Pois é, os garotos perguntam e raros são os professores de Economia que lhes tentam sequer responder.
Já ouvi contar de um professor universitário de Economia que quando questionado pelos alunos se enerva:"Não me venham cá com essa história da crise outra vez!". Burro velho não aprende linguas, não é?

I disse...

Infelizmente é verdade que raramente "burro velho" quer aprender lingua!O que é lamentável, pois burro velho desde que não tenha Alzheimer é quem reúne melhores condições para racionalizar e equacionar as questões.Já temos a experiência não só da prática pedagógica, como a de vida que nos deveria dar alento (e a mim dá) para nos mantermos informados e sabermos transmitir a informação, motivando os alunos a buscarem-na também e, sobretudo, a pensarem.

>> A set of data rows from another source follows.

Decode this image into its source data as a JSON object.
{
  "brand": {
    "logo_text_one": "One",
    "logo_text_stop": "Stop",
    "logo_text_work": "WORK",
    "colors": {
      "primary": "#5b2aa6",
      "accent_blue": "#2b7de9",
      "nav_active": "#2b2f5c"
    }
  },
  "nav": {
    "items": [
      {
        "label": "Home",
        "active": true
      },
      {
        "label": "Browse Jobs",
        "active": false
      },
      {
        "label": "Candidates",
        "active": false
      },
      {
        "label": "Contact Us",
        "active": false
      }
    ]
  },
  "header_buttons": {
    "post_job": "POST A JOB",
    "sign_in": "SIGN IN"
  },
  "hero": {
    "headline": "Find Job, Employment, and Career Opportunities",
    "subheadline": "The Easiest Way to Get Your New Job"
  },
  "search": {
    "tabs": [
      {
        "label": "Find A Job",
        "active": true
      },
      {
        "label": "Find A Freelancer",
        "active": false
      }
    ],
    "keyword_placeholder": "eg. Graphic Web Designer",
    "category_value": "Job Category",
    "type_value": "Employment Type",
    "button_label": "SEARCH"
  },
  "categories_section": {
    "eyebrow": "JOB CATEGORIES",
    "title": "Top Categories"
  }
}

Também tive muitos professores (no ISE agora ISEG) que coravam até às orelhas cada vez que eram questionados.às vezes também não sei a resposta.Adio-a , informo-me e depois respondo.
Mudando de assunto, se bem que também do foro económico:
Observo, nas minhas turmas , a forma como a actual crise está a influenciar os meus alunos(ensino secundário).Muitos tiveram que arranjar empregos.Trabalham e estudam.Quando lhes pergunto que tipo de trabalho estão a fazer , fico com uma vontade imensa de emigrar, se soubesse para onde.É que a actual crise está a fazer disparar não só o desemprego , como também o emprego precário entre jovens de 16-20 anos.Miúdos de 16 anos trabalham nas reposições de hipermercados durante a noite e, às oito da manhã estão nas aulas, a dormir, obviamente.Ganham uma ninharia quer nas reposições, quer nas bilheteiras de cinemas de centros comerciais, quer em lojas dos mesmos centros , no horário nocturno.Quando lhes pergunto se querem estatuto de trabalhador-estudante, respondem que não...porquê? porque não dispõem da papelada que lhes daria direito a ter esse estatuto...E quando em "cavaqueira"fora da sala de aula atiro o barro à parede para tentar perceber quanto ganham por mês, as respostas são duzentos e tal euros, trezentos euros...
Eu não tenho qualquer dúvida sobre a minha afirmação inicial: a actual crise fez disparar a precaridade do trabalho jovem.